So in the second piece, The Time Traveller, there is actually no time travel as such - 'only' the experience of one who has for tragic but mundane reasons missed the political, social and sexual explosion of the late sixties, and feels radically alienated from the current era.
With subject matter like this, the risk is that one loses the effervescence of much SF. Robinson's achievement is to cloak this depth in descriptions of what sounds like the best boy's club (2) in existence. Come to Callaghans, and you'll get yarn spinning, punning contests, musical entertainment and endless repartee.

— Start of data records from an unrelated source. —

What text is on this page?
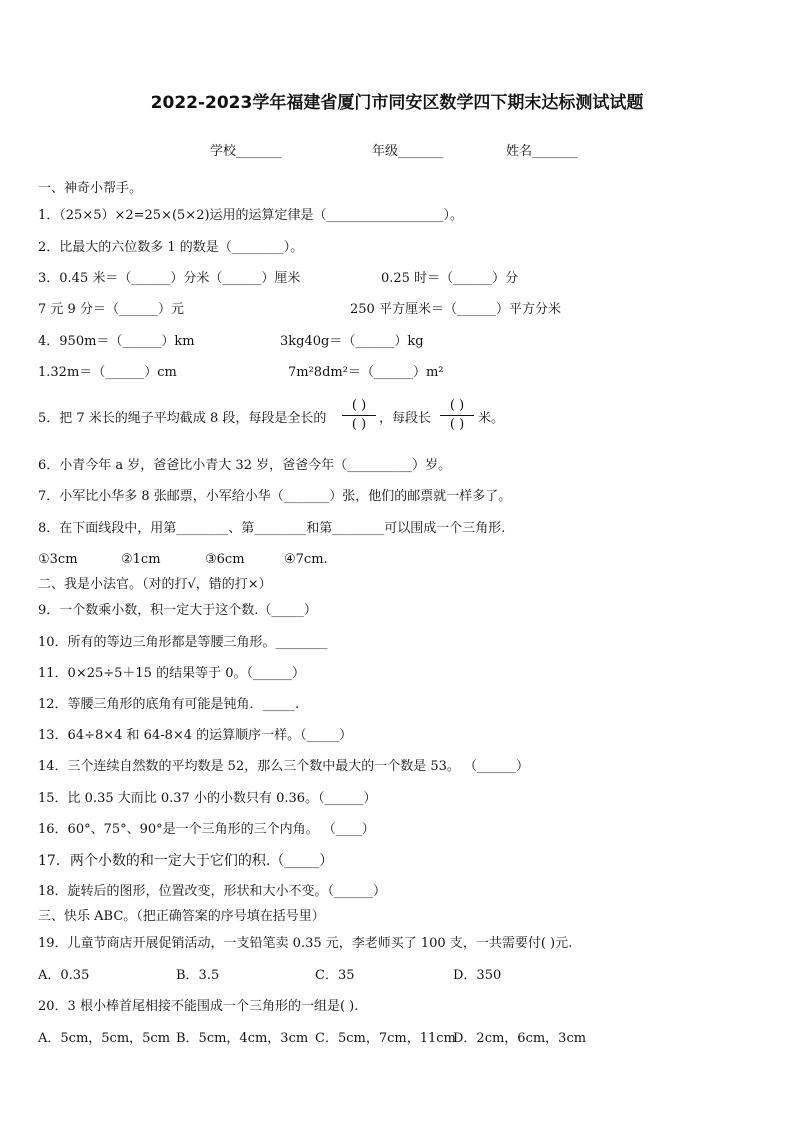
2022-2023学年福建省厦门市同安区数学四下期末达标测试试题
学校_______	年级_______	姓名_______
一、神奇小帮手。
1．（25×5）×2=25×(5×2)运用的运算定律是（__________________）。
2．比最大的六位数多 1 的数是（________）。
3．0.45 米＝（______）分米（______）厘米	0.25 时＝（______）分
7 元 9 分＝（______）元	250 平方厘米＝（______）平方分米
4．950m＝（______）km	3kg40g＝（______）kg
1.32m＝（______）cm	7m²8dm²＝（______）m²
5．把 7 米长的绳子平均截成 8 段，每段是全长的
( )
( ) ，每段长
( )
( )	米。
6．小青今年 a 岁，爸爸比小青大 32 岁，爸爸今年（__________）岁。
7．小军比小华多 8 张邮票，小军给小华（_______）张，他们的邮票就一样多了。
8．在下面线段中，用第________、第________和第________可以围成一个三角形.
①3cm	②1cm	③6cm	④7cm.
二、我是小法官。（对的打√，错的打×）
9．一个数乘小数，积一定大于这个数.（_____）
10．所有的等边三角形都是等腰三角形。________
11．0×25÷5＋15 的结果等于 0。（______）
12．等腰三角形的底角有可能是钝角．_____.
13．64÷8×4 和 64-8×4 的运算顺序一样。（_____）
14．三个连续自然数的平均数是 52，那么三个数中最大的一个数是 53。 （______）
15．比 0.35 大而比 0.37 小的小数只有 0.36。（______）
16．60°、75°、90°是一个三角形的三个内角。 （____）
17．两个小数的和一定大于它们的积.（_____）
18．旋转后的图形，位置改变，形状和大小不变。（______）
三、快乐 ABC。（把正确答案的序号填在括号里）
19．儿童节商店开展促销活动，一支铅笔卖 0.35 元，李老师买了 100 支，一共需要付( )元.
A．0.35	B．3.5	C．35	D．350
20．3 根小棒首尾相接不能围成一个三角形的一组是( ).
A．5cm，5cm，5cm B．5cm，4cm，3cm C．5cm，7cm，11cm
D．2cm，6cm，3cm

This could have all been a whimsy too far in the wrong hands, but the tales rattle on, never quite leaving the rails, like a chance meeting of Ray Bradbury, John Barth and Douglas Adams in a Norman Rockwell painting. Glibness is largely avoided.
Callaghan's Crosstime Saloon might defy categorisation under Asimov's three types of SF - gadget SF, adventure SF and social SF - but it's undeniably part of the genre. It forms part of a long-standing fourth pillar of science fiction which is mainly interested in providing new ways of looking at how we live now. And it has as much to say about that as anything from within the mainstream.
(1) Spider Robinson is not a real spider, for then we would be expecting insights into the arachnid condition.
(2) Women characters are a little scarce in these tales, and the only two major characters are looking for love and children, respectively.